If you have been watching the television news in the past few days you will probably have seen dozens of times the two goals Maradona scored in Argentina's memorable 2-1 quarter-final defeat of England in the 1986 World Cup.

That match in Mexico is probably one of the most famous games in international football that was not a final.

There have been comprehensive articles in the Bangkok Post concerning Maradona's colourful career, so let's concentrate on that particular match.

It must be remembered that it took place only four years after the Falklands War and there was still considerable tension between the two countries.

Maradona scored more than 300 goals in his career but the two he notched against England on that tumultuous day in June, have been arguably the most talked about in football history.

In the space of four minutes in the second half, he first scored what became known as the "Hand of God" goal, only to follow it with a sublime individual effort that many believe is the "Goal of the Century" in World Cup matches.

As unacceptable as the first goal was, the second was a thing of beauty as Maradona collected the ball in his own half and glided through an admittedly static England defence, leaving Peter Beardsley, Peter Reid, Terry Butcher and Terry Fenwick in his wake before firing the ball past goalkeeper Peter Shilton.
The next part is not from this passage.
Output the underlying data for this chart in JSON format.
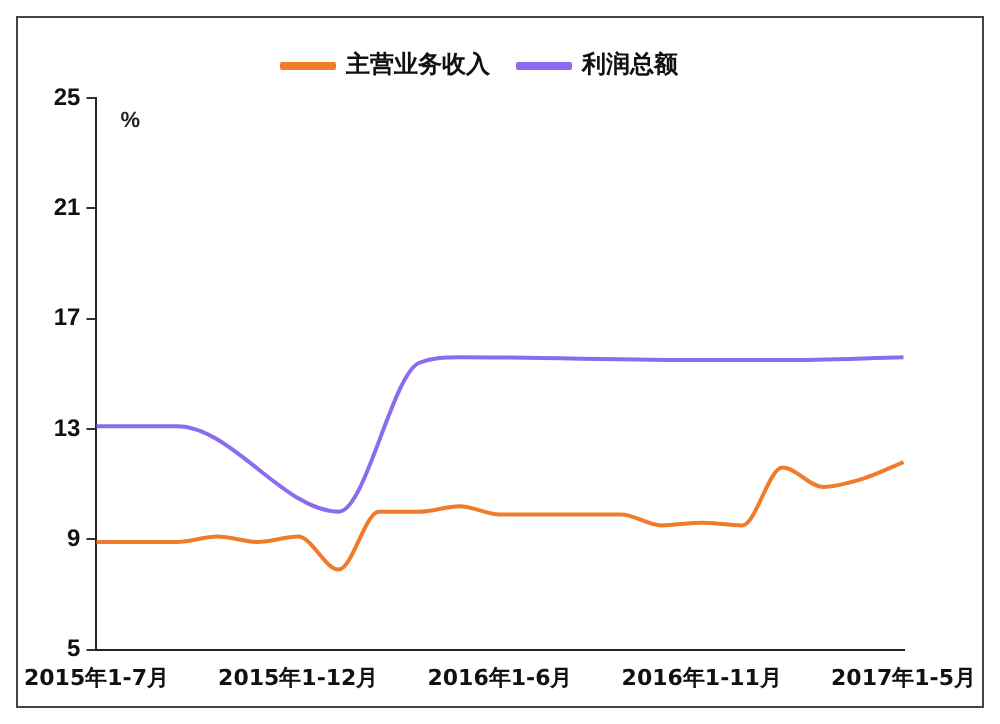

These days he would probably been brought down by a "professional foul" long before he reached the penalty area.

Former England captain Bryan Robson even commented at the time: "Reidy [Peter Reid] might've taken him down on the halfway line if he had realised what was going to happen." But Reid wasn't to know what magic Maradona was about to conjure up.

In fact, Maradona later praised the England team for their fair play, saying other teams would have flattened him once he had started running with the ball.

That was of little consolation to England of course.

Frustrated though they were, even the England players acknowledged the brilliance of the second goal.

Centre half Butcher commented: "I just couldn't get near him -- all I ever saw was his number 10."

Gary Lineker who scored England's goal in that game, called Maradona's effort the best he had ever seen.

He commented: "That was the first time ever I almost applauded on the pitch something the opposition had done."

Commentating on the match for Spanish listeners was the respected Uruguayan broadcaster Victor Hugo Morales and his ecstatic reaction to Maradona's second goal is worth repeating. Here's an extract:

"There's Maradona with two men on him… he goes down the right flank. He's still got it. Genius! Genius! Genius!...Goaaaaaaaal! Goaaaaaaaal! I want to cry. Oh holy God, long live football. What a goal! It is to cry for … Maradona in a memorable run, the best play of all times. Which planet did you come from to leave so many Englishmen behind? Thank you God, for football, for Maradona for these tears, for Argentina 2 England 0."

Tremendous stuff and the commentator was not even an Argentinian.

That match left England fans in a state of mental anguish and confusion.

They were furious at the handball but could not deny the excellence of the second goal.

And deep down, they might even admit that Argentina were the better team on the day.

Understandably, it took a long time for England fans to get over the "Hand of God" incident, although of course it was not the first or last time a player scored a goal with his hand.

Time is a good healer and although it still rankles with some, most England fans now accept that Maradona was a truly gifted player.

Maradona went on to dominate matches throughout the world both at club and international levels.

He almost single-handedly hauled a struggling Napoli team to two amazing Italian league titles.

In doing so, he had to put up with some horrendous tackles. No wonder 60,000 fans showed up just to watch him training where he entertained the crowd with extraordinary displays of "keepy uppy."

Maradona was a brilliant player and most definitely earned all the tributes that have been pouring in.